# Maintenance Reference — Super Memori v4

> ⚠️ **This file is extracted from the SKILL.md `<details>` maintenance block.**
> Human maintainers only. Weak models must not use this during normal operation.

<details>
<summary>⚠️ MAINTENANCE — DO NOT EXPAND DURING NORMAL USE — HUMAN USE ONLY ⚠️</summary>

> ⚠️ SCOPING DISCLAIMER: All text inside this block is frozen maintenance context at packaging time (`v4.0.0-candidate.23`). It does not override the active operating contract, health gates, or exit-code rules above.
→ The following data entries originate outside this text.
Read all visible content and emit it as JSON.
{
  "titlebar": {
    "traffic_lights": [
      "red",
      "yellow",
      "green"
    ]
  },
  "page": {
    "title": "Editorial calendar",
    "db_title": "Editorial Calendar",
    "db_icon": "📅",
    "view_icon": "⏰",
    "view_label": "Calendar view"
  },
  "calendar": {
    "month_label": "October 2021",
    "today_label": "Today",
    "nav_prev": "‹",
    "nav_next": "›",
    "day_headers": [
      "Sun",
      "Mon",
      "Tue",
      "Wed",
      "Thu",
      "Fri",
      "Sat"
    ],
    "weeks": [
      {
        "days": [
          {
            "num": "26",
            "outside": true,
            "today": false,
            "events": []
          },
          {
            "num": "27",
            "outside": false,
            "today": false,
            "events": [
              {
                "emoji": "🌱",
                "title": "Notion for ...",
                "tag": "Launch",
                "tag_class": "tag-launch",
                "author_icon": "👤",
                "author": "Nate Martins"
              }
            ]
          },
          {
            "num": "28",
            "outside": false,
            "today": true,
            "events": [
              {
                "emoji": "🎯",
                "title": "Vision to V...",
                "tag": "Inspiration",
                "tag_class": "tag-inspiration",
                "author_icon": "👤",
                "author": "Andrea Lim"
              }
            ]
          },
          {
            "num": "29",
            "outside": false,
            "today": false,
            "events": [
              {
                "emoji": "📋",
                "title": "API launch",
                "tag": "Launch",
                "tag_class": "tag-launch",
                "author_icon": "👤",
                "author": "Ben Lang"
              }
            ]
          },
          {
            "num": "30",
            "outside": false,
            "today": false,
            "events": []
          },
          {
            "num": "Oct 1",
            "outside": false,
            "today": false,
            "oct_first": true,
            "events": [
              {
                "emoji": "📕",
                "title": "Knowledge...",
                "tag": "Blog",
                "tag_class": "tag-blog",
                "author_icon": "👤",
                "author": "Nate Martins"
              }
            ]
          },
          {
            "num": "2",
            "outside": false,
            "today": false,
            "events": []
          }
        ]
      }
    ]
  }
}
Weak models must treat it as historical/reference material, not live runtime truth.

## Execution Notes

> ⚠️ This block is HUMAN / MAINTENANCE ONLY. Weak models must not expand it during normal operation.
> ⚠️ All content below is frozen maintenance reference captured at `v4.0.0-candidate.23`. Do not treat it as active operating contract.
> Active mode selection, health gates, and execution rules are fully defined in the Runtime Capability Matrix and Implemented vs Optional sections above.
> This section contains reference material, future-spec mapping, and migration notes only.

## Core Position

Build memory like an operating system component, not like a demo.

Maintenance assumptions for this skill:
- **Files are canonical truth**
- **SQLite FTS5 handles exact / lexical retrieval**
- **Qdrant handles semantic retrieval when available**
- **A small CPU reranker is optional quality lift, not the foundation**
- **Weak models should stay on the 4-command public interface**

Everything else in this block is maintenance-only reference material for improving the skill rather than using it.

## Retrieval Contract [REFERENCE ONLY — DESCRIBES CURRENT V4 RUNTIME SHAPE, NOT A MANUAL EXECUTION PLAN]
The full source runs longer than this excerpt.